USA 2018 Regie: Peter Hedges, mit Julia Roberts , Lucas Hedges 103 Min. FSK ab 12

Ein Produzent erzählte einmal, dass sein neuestes Projekt von den Film-Förderern abgelehnt wurde, weil es für das betreffende Jahr zu viele Hochzeits-Komödien gäbe. Hätte da mal jemand auf die Häufung von Filmen über drogenabhängige Kinder geschaut. Denn im Vergleich mit „Beautiful Boy“, der in zwei Wochen startet, fällt „Ben is back“ mit einer bemühten Julia Roberts als verzweifelte Mutter sehr ab.

Es ist wieder „Last Christmas“. Aber dieses Mal wird alles anders, erzählt die angespannte vierfache Mutter Holly (Julia Roberts), während sie alle Arzneimittel und den Schmuck aus dem Haushalt versteckt. Denn ihr Ältester, der 19-jährige Ben (Lucas Hedges), steht mitten in den Weihnachtsvorbereitungen überraschend vor der Tür. Sein Betreuer in der Entzugsklinik habe ihm erlaubt, nach Hause zu fahren.

Wie panisch Bens Schwester Ivy (Kathryn Newton) dem Stiefvater Neal (Courtney B. Vance) diese „Überraschung“ mitteilt, lässt ahnen, wie furchtbar die letzten Weihnachten verlaufen sind. Doch diesmal will Holly ihren Sohn keine Minute aus den Augen lassen und lässt ihn zuerst bei offener Badzimmertür einen Drogentest machen.

Ja, Ben ist eine Herausforderung für die wohlbehütete Familie, deren größtes Problem bislang war, Bio-Cranberries für das Weihnachts-Menu zu finden. Die impulsive Mutter Holly missachtet als Ben-Junkie dabei selbst alle Absprachen und wirkt anfangs wie die zu betreuende Person. Ben hingegen findet auf dem Dachboden sicher einen alten Vorrat an Drogen und selbst bei einem Abhängigen-Treff bekommt er unbemerkt etwas zugesteckt.

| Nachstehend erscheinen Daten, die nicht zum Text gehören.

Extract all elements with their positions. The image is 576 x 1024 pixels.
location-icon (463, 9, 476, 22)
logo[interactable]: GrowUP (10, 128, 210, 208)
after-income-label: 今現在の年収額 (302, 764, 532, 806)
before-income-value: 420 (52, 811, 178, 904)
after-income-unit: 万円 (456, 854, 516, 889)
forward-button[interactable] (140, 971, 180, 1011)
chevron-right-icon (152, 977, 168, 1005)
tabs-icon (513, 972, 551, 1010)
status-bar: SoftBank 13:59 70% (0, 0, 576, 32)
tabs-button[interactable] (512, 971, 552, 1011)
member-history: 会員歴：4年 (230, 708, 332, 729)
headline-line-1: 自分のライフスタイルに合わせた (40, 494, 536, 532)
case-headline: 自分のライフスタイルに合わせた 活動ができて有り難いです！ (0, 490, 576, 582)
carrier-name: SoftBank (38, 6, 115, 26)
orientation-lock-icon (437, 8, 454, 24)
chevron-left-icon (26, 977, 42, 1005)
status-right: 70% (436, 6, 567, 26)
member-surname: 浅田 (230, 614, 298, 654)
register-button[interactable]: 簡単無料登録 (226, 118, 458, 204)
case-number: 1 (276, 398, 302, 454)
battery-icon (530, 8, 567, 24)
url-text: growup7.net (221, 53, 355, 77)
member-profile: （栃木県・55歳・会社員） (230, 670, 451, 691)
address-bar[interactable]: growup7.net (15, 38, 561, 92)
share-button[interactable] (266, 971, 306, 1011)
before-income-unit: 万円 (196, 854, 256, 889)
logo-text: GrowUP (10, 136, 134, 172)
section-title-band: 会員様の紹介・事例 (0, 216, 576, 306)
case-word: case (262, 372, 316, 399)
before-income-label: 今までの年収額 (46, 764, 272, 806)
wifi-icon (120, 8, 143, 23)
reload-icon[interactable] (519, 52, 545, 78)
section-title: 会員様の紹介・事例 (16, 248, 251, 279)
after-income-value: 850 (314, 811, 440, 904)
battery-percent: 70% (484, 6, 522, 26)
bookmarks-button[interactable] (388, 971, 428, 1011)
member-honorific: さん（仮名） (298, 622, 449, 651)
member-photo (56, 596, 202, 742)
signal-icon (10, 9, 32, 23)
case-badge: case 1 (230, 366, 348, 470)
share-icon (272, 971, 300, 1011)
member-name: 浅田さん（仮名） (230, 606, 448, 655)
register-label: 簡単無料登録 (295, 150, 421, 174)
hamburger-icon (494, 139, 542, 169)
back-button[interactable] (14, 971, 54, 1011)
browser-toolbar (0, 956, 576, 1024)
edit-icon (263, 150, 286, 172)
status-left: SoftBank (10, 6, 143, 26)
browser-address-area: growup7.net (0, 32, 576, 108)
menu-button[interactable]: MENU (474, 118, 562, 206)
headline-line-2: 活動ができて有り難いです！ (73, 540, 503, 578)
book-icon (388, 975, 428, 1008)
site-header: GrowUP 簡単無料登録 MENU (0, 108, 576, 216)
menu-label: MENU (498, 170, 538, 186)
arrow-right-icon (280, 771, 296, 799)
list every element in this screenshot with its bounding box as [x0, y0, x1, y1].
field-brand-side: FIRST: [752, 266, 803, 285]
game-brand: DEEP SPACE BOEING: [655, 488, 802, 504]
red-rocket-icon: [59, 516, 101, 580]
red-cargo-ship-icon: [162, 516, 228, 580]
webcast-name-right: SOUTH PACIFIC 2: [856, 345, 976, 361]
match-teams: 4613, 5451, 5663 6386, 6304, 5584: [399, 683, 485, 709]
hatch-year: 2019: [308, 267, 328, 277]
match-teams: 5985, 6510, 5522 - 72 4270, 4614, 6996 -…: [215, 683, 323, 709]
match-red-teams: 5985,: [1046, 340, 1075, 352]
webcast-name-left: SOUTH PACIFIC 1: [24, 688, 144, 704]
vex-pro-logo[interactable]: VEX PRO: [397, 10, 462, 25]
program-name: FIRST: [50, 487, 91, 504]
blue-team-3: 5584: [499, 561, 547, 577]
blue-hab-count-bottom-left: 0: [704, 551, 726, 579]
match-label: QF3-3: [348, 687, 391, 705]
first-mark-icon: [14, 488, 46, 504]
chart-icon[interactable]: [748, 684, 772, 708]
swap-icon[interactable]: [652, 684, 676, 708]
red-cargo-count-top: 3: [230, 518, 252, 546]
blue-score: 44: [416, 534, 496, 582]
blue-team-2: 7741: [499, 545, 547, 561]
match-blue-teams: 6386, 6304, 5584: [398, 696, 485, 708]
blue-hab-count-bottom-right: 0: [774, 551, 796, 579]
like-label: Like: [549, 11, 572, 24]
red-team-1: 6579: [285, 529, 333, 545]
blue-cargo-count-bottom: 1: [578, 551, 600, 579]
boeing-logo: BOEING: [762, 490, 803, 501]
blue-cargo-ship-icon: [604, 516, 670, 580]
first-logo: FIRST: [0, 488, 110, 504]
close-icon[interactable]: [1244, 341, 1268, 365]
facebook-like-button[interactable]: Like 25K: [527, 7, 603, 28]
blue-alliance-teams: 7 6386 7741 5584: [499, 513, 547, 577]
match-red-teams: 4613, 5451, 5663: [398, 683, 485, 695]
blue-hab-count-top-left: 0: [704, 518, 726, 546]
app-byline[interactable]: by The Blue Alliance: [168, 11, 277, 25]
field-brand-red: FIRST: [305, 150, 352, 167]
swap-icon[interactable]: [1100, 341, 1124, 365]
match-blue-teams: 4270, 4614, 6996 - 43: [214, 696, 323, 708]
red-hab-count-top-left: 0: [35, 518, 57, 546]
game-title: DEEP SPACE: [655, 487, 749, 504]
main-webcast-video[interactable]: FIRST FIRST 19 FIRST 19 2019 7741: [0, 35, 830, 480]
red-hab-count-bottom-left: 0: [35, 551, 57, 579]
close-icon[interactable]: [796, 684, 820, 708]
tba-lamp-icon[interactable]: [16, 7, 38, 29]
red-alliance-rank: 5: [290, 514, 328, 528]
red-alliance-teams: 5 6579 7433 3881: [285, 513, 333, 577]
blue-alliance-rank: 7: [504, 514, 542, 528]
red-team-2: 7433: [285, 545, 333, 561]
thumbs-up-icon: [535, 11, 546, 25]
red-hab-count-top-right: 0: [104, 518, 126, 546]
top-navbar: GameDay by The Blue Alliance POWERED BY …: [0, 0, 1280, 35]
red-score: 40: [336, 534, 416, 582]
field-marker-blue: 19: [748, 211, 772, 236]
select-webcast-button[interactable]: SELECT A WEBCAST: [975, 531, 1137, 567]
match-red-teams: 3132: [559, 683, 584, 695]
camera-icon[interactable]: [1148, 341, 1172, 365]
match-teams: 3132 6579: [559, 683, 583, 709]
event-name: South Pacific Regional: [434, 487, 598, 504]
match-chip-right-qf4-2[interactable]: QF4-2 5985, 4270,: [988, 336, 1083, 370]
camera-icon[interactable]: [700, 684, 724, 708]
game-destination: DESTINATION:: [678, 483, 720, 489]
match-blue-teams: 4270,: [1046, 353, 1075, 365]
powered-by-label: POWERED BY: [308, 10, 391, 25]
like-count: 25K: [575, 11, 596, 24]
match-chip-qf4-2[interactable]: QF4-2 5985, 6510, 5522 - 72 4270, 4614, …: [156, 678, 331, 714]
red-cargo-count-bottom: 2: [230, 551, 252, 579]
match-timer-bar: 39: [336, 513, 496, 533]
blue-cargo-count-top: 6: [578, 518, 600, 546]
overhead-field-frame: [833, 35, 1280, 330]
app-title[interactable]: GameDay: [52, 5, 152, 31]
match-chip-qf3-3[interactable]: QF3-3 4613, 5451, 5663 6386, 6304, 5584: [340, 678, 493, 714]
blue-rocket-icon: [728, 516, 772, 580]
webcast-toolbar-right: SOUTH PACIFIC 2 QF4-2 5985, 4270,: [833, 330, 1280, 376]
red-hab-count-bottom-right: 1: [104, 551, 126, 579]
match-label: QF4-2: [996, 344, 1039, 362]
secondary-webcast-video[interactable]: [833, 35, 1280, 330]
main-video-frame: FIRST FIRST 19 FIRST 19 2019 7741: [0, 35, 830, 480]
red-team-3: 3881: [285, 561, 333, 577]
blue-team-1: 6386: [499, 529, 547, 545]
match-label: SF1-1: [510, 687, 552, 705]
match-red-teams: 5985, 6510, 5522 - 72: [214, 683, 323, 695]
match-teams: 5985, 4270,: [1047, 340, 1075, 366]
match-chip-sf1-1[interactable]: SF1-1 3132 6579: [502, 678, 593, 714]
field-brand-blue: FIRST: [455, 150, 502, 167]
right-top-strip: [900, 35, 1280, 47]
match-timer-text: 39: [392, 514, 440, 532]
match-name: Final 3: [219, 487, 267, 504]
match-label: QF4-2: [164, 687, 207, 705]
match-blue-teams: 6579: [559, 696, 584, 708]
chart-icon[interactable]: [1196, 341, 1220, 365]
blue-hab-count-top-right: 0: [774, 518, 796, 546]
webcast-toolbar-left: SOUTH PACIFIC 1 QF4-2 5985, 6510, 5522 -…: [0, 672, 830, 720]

Wie eine Familie mit einem Abhängigen umgehen soll, ist per se ein unheimlich schwieriges, herzzerreißendes Thema. Das Dilemma zwischen Liebe und gnadenloser Härte bräuchte keine großartige Dramaturgie, nicht viel Regie- oder Schauspielkunst, um zu berühren. Während „Beautiful Boy“ von Felix van Groeningen („Broken Circle“) sich kunstvoll allein auf das Verhältnis von Vater und Sohn konzentriert, wird bei „Ben is Back“ noch der kleine Familienhund entführt, während der Christmesse eingebrochen, erpresst, verfolgt und schließlich selbst die Spannung eines Drogen-Deals eingebaut. Kann man so machen, wirkt aber eher, als hätten die Macher zu wenig Vertrauen in die eigentliche Geschichte gehabt.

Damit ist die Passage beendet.